Venice, which had seemed safe enough while I knew the freeman
Ramiro Carrasco’s location and temper, seemed dangerous now.
I thought there might also be an outside chance that, as a slave, he
could still be able to hire men to kill me. But given the risk to his
extended family back in Taraconensis; I doubted he would attempt that.
But . . . I have no idea who else is here from Taraconensis. Who may
be on the road here, of docking on a ship this minute . . .
No one knocked on my door. Honorius and Rekhmire’ both knew me
better than to think I would want companions. I curled up in the window
embrasure, taking charcoal to a wooden board, and rubbing out
everything I drew that I was unsatisfied with. Which was everything.

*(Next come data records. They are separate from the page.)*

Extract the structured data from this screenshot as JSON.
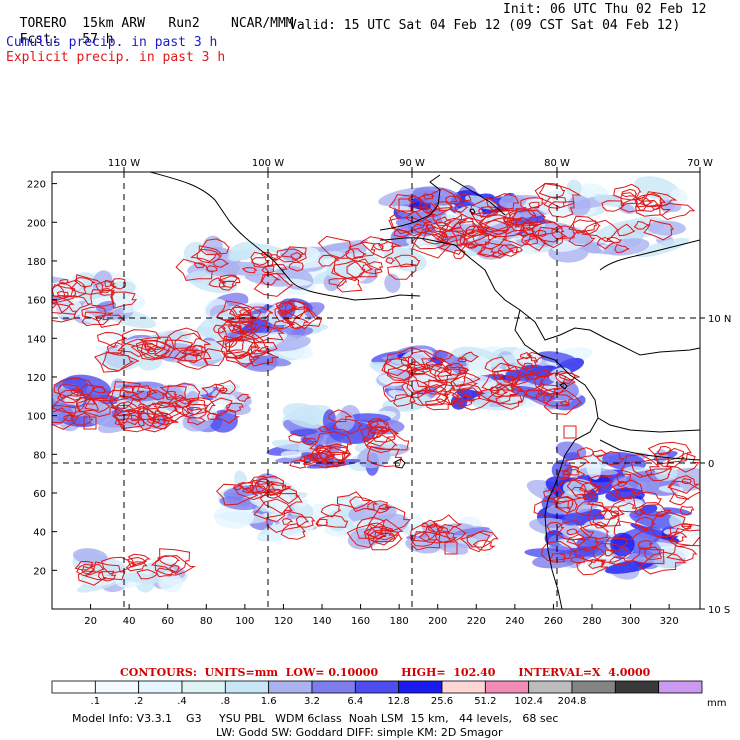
{
  "header": {
    "model": "TORERO",
    "resolution": "15km ARW",
    "run": "Run2",
    "org": "NCAR/MMM",
    "init": "Init: 06 UTC Thu 02 Feb 12",
    "fcst_label": "Fcst:",
    "fcst_value": "57 h",
    "valid": "Valid: 15 UTC Sat 04 Feb 12 (09 CST Sat 04 Feb 12)",
    "legend_cumulus": "Cumulus precip. in past 3 h",
    "legend_explicit": "Explicit precip. in past 3 h"
  },
  "colors": {
    "cumulus": "#1c1ccc",
    "explicit": "#e01818",
    "grid": "#000000"
  },
  "map": {
    "lon_labels": [
      "110 W",
      "100 W",
      "90 W",
      "80 W",
      "70 W"
    ],
    "lat_labels": [
      "10 N",
      "0",
      "10 S"
    ],
    "x_ticks": [
      "20",
      "40",
      "60",
      "80",
      "100",
      "120",
      "140",
      "160",
      "180",
      "200",
      "220",
      "240",
      "260",
      "280",
      "300",
      "320"
    ],
    "y_ticks": [
      "20",
      "40",
      "60",
      "80",
      "100",
      "120",
      "140",
      "160",
      "180",
      "200",
      "220"
    ]
  },
  "contour_info": "CONTOURS:  UNITS=mm  LOW= 0.10000      HIGH=  102.40      INTERVAL=X  4.0000",
  "colorbar": {
    "unit": "mm",
    "labels": [
      ".1",
      ".2",
      ".4",
      ".8",
      "1.6",
      "3.2",
      "6.4",
      "12.8",
      "25.6",
      "51.2",
      "102.4",
      "204.8"
    ],
    "colors": [
      "#ffffff",
      "#f4fbff",
      "#e6f6ff",
      "#ddf4f3",
      "#c9e6f6",
      "#aab2f0",
      "#7d7ded",
      "#4e4ef0",
      "#1b1bf0",
      "#ffd6d6",
      "#f28bb5",
      "#bcbcbc",
      "#848484",
      "#3a3a3a",
      "#cc99f2"
    ]
  },
  "footer": {
    "line1": "Model Info: V3.3.1    G3     YSU PBL   WDM 6class  Noah LSM  15 km,   44 levels,   68 sec",
    "line2": "LW: Godd SW: Goddard DIFF: simple KM: 2D Smagor"
  }
}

Proportion, value, perspective: all eluded me.
Some time towards the evening, when the dusk came swiftly down, a
servant brought a plate of food and a jug and cup. Not until I caught his
individual way of moving in peripheral vision did I realise it was not a servant, but Ramiro Carrasco de Luis.
Not a servant but a slave.
I put the drawing-board down and stretched my legs, uncurling out of
my seated position with spine to the wall. The secretary-assassin stood
by the table, food abandoned, his expression awkward. I wondered why
he was so ill at ease; whether I should be suspicious.